Combinámos
encontrar-nos. Já não era sem tempo, afinal, há um ano que não nos conhecíamos.
O local era amplo, civilizado, claro, mas expunha, orgulhoso, pequenos
apontamentos naturais ao redor dos quais pontuavam exemplos da naturalidade com
que o homem convive com a natureza: alguns papéis, copos plásticos e um ou
outro vestígio do que fora uma refeição.
Claro que
não era o melhor dos espaços, mas a criatividade é fodida e quando aliada à
obrigação dá-nos o seu pior. Já não há locais para os poetas desde que Valter
Hugo Mãe disse que o Herberto Hélder devia estar numa praça para ser adorado.
Agora é vê-las, as praças, atulhadas de invenções em honra do bombeiro, do
marceneiro, do trolha e até do velho que, quando crianças, nos vendia as câmaras-de-ar
com mais furos do que tinha a que lhe levávamos. Mas poetas, nada. Por isso,
pensei, talvez não fosse fruto do acaso aquele local que combináramos ser o
ponto que nos juntaria. A primeira vez.
Carregaríamos ao peito um poema nosso. Sim, uma pequena honra ao célebre
“ Põe-me um poema no peito para te ter sempre presente” do João Sousa, e através
da leitura do poema colocaríamos à prova a nossa intimidade, e saberíamos então
se realmente nos conhecemos pelas palavras.
Quando
cheguei já lá estavam dois. Sentei-me, pedi uma cerveja de pressão e não
trocámos uma única palavra. Limitámo-nos a lermo-nos mutuamente. De vez em
quando os nossos olhos encontravam-se e provavam, com um ligeiro brilho de
ironia, que já nos descobríramos. A pouco e pouco foram chegando os outros.
Olhavam em redor e talvez pensassem do local o mesmo do que eu, mas logo se
sentavam e se abstraiam do envolvente. Nada havia sido combinado previamente,
mas nenhum disse uma palavra a não ser as duas ou três que dirigíamos ao
empregado pedindo-lhe mais uma bebida.

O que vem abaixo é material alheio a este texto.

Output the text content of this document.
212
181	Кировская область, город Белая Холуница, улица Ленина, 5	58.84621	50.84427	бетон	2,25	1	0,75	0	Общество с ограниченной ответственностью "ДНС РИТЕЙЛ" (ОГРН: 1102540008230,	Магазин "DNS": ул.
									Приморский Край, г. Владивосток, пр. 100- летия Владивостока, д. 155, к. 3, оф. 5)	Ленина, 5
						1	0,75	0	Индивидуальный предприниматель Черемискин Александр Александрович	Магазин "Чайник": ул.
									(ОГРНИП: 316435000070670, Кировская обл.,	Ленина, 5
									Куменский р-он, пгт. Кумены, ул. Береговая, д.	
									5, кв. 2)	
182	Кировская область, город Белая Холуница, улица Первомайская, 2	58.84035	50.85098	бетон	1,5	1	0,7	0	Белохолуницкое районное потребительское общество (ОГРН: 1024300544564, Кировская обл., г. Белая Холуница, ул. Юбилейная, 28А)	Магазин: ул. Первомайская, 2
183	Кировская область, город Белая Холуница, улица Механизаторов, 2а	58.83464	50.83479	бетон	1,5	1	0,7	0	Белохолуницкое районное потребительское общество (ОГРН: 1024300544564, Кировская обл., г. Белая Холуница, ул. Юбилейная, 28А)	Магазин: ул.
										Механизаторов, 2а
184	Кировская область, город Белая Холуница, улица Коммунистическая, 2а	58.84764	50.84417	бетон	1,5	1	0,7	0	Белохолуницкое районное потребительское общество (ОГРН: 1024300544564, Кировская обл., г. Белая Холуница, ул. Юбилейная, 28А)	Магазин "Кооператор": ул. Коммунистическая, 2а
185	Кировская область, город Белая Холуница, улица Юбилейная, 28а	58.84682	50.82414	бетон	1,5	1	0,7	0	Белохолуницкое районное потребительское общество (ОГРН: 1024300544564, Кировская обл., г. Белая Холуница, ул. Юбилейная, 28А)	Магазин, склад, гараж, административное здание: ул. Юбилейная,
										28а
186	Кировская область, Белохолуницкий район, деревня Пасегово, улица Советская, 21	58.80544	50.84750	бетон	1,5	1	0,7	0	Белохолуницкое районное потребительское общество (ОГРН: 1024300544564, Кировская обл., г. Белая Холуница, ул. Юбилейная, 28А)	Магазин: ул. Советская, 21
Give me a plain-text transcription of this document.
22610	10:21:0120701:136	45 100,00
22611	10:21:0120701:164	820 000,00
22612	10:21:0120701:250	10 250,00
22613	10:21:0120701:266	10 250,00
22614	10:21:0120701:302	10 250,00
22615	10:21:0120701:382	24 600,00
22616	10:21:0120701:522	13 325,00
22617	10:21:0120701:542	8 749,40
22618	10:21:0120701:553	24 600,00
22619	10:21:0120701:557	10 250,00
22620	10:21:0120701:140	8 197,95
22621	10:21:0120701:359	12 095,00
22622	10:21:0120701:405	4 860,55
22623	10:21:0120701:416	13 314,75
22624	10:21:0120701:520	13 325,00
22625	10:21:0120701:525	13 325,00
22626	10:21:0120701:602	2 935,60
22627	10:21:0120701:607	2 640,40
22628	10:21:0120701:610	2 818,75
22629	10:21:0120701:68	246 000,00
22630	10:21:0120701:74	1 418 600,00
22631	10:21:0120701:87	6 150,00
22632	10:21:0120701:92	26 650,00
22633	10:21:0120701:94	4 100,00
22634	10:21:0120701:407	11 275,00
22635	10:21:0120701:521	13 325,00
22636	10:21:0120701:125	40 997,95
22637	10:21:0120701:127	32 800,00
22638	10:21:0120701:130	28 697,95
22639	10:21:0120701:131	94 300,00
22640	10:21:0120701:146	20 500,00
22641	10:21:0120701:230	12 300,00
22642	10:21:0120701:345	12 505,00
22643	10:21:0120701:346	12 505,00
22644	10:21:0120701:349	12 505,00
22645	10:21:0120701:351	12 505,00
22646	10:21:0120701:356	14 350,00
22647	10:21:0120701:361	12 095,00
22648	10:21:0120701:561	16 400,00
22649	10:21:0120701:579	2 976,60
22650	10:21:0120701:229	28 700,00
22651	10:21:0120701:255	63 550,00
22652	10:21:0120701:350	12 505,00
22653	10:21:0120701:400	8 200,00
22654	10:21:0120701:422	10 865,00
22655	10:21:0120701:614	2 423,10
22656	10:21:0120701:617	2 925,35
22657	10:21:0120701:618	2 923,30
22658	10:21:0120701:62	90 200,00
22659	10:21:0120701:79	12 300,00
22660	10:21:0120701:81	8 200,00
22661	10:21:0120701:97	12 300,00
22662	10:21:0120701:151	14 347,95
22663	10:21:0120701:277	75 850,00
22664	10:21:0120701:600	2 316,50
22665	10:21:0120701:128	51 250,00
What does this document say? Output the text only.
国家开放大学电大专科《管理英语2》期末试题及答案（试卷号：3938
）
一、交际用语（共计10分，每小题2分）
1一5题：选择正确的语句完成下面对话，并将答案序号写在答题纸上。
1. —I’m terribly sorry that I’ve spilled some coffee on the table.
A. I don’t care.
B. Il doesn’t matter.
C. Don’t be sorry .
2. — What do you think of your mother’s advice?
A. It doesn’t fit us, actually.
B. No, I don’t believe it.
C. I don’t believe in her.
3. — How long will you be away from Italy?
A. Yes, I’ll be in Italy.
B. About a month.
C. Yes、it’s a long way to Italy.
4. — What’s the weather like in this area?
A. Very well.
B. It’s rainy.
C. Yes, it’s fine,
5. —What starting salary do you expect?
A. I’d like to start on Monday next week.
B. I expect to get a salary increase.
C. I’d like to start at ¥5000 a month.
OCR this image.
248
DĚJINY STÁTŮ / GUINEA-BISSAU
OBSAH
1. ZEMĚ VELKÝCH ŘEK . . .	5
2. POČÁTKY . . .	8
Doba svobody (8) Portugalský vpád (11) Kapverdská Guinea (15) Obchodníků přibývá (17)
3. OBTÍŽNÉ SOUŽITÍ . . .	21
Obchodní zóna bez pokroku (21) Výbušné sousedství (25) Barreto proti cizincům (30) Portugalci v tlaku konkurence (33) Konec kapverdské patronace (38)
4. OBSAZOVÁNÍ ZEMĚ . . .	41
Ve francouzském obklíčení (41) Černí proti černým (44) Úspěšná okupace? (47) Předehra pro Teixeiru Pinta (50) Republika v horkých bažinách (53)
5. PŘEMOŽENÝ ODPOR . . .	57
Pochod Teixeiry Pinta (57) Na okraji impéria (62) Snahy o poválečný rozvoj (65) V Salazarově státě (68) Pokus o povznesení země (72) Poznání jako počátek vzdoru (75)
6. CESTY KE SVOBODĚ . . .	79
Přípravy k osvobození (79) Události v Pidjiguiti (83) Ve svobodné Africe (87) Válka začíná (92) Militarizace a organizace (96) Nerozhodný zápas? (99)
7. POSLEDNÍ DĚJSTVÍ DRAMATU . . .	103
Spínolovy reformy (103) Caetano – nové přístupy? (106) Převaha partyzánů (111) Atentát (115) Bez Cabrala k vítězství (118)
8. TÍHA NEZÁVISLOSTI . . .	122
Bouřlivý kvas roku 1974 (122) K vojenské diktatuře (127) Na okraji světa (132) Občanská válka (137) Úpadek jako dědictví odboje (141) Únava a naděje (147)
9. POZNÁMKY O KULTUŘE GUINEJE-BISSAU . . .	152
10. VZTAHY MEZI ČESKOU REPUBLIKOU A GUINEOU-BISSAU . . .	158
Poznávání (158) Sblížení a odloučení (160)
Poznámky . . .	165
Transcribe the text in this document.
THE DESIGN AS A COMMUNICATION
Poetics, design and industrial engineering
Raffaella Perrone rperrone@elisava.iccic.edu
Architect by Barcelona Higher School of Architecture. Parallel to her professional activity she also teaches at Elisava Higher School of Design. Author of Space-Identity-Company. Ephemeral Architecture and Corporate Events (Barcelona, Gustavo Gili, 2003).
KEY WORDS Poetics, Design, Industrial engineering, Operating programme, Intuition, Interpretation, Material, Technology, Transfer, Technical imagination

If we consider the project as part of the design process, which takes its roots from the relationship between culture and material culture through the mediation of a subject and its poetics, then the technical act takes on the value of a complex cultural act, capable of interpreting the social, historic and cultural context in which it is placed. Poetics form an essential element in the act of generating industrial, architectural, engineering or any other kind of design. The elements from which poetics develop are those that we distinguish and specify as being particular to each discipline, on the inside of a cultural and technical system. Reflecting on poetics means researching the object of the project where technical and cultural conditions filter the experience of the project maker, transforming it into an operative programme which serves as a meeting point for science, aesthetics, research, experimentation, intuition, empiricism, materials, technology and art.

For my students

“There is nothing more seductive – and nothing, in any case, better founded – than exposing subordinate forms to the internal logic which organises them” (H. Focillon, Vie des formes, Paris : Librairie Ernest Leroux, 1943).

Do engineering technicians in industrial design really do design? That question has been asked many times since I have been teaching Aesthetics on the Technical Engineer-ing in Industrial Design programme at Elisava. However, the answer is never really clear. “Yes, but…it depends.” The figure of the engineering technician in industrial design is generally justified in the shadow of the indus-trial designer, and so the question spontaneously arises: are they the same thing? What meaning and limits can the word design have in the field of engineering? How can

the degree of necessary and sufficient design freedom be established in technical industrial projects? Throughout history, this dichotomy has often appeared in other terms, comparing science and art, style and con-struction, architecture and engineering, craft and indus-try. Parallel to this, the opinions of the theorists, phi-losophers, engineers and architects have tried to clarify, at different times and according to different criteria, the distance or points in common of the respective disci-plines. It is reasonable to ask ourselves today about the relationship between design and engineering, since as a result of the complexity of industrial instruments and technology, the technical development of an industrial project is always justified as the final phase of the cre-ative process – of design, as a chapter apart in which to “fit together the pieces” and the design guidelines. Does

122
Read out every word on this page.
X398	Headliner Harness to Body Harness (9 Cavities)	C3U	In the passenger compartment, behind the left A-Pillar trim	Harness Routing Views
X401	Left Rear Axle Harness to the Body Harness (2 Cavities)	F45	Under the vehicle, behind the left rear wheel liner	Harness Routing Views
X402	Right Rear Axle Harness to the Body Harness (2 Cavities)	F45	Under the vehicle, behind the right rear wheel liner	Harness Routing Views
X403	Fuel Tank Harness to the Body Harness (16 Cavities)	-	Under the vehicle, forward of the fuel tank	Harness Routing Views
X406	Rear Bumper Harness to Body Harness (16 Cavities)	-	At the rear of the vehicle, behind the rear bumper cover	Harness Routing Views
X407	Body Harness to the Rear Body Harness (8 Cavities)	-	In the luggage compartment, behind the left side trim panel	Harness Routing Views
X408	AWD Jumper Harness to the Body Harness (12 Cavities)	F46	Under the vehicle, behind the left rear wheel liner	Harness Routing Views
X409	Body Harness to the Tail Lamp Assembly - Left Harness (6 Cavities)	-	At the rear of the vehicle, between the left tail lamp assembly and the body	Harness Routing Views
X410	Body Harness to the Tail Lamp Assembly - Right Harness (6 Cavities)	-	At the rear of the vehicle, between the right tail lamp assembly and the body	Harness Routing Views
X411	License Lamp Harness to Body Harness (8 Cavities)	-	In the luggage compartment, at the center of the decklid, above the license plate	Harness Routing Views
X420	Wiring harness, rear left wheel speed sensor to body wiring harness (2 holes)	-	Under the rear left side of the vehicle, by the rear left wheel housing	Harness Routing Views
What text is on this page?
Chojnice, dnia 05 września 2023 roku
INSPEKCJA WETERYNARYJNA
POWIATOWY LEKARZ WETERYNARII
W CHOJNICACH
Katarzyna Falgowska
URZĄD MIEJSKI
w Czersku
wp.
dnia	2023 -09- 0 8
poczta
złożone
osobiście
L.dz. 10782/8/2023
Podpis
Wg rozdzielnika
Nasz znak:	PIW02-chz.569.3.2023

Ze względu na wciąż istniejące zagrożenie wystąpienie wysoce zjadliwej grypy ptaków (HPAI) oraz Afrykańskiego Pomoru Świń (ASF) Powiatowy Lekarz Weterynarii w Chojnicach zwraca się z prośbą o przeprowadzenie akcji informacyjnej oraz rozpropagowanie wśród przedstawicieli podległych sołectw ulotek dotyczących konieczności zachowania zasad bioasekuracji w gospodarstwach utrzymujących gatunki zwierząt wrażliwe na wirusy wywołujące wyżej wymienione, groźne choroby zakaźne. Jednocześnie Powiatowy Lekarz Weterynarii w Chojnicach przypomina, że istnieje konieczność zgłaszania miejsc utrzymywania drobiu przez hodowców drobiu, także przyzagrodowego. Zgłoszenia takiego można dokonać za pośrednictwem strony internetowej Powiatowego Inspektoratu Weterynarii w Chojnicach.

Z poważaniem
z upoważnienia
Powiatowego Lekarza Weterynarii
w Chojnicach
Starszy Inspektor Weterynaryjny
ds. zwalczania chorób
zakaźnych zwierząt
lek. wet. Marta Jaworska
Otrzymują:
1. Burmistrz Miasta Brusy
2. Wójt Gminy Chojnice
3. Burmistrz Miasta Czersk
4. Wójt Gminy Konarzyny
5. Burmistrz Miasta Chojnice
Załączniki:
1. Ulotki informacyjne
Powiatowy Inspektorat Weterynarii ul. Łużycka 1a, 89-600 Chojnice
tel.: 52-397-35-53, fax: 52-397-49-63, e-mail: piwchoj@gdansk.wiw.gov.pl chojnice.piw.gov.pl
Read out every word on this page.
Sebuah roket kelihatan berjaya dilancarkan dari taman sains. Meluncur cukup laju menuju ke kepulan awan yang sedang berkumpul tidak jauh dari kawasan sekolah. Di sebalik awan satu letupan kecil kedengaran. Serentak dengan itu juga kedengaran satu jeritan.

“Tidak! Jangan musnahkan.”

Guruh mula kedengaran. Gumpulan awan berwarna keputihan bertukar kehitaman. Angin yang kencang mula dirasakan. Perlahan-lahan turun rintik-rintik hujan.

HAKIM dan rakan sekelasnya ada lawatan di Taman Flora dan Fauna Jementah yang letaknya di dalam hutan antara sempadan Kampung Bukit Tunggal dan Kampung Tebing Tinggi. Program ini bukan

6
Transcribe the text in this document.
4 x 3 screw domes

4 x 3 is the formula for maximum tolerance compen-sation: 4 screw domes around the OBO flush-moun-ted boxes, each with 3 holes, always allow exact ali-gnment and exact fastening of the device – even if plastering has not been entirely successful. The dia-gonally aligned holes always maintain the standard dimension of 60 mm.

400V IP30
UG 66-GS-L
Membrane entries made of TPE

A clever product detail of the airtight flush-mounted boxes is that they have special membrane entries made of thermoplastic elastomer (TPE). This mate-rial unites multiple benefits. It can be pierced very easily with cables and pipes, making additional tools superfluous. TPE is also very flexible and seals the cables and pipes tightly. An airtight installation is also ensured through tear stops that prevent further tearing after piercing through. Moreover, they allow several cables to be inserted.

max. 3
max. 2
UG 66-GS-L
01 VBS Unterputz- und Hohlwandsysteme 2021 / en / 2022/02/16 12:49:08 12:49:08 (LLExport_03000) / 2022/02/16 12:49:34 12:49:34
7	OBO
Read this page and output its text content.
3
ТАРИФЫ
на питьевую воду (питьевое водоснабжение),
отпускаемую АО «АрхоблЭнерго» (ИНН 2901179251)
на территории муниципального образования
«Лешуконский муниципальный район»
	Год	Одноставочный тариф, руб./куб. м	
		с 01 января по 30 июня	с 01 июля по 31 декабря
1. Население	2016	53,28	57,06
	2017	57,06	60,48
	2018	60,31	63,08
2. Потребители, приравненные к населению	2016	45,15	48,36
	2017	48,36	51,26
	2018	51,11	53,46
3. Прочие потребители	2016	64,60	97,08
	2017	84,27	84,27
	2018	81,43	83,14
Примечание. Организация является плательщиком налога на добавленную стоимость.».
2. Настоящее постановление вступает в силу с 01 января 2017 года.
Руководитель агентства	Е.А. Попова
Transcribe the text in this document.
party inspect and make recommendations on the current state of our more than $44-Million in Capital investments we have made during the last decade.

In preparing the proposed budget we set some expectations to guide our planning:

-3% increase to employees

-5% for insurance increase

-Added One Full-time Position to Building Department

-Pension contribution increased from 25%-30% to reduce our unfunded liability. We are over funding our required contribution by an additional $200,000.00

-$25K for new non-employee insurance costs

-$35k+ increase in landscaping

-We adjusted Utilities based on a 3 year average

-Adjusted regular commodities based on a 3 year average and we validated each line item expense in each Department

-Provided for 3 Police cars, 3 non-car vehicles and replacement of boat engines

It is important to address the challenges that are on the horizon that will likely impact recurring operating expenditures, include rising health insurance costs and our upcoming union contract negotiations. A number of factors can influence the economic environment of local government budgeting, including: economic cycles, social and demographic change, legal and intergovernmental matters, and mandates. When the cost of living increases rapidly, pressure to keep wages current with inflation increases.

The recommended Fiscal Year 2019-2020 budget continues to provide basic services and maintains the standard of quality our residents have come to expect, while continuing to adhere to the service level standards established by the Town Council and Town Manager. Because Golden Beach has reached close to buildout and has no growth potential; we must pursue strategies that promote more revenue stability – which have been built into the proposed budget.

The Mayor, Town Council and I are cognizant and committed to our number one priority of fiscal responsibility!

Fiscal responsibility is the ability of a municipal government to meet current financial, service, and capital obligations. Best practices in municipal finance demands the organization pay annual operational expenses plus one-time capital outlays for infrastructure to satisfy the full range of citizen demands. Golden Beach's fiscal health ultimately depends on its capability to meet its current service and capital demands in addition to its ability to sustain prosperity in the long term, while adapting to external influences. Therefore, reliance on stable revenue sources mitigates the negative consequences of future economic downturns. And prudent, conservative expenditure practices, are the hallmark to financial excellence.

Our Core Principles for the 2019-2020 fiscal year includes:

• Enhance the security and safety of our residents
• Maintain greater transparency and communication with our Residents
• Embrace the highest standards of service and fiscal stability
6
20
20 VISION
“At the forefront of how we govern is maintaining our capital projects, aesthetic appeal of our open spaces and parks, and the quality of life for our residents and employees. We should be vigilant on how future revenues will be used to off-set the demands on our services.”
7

Estivemos horas naquilo: lendo-nos
mutuamente e regando o espírito.
Quando a
noite começava a levar de vencido o dia, um de nós levantou-se e juntos vimo-lo
desaparecer para lá da sebe que delimitava o espaço. Depois outro, e outro, e
outro, e o último a abalar foi um dos dois que já estavam aquando da minha
chegada. Parecia um ritual, o cumprir com preceito regras rigorosas que
tínhamos imposto a nós mesmos.
Continuamos a cumprir o único ritual que fazemos questão de respeitar:
escrever no AEQUUM. Nunca mais os tornei a ver. Não sei nada deles, apenas
conheço as suas palavras; apenas os conheço pelo poema que carregam no peito.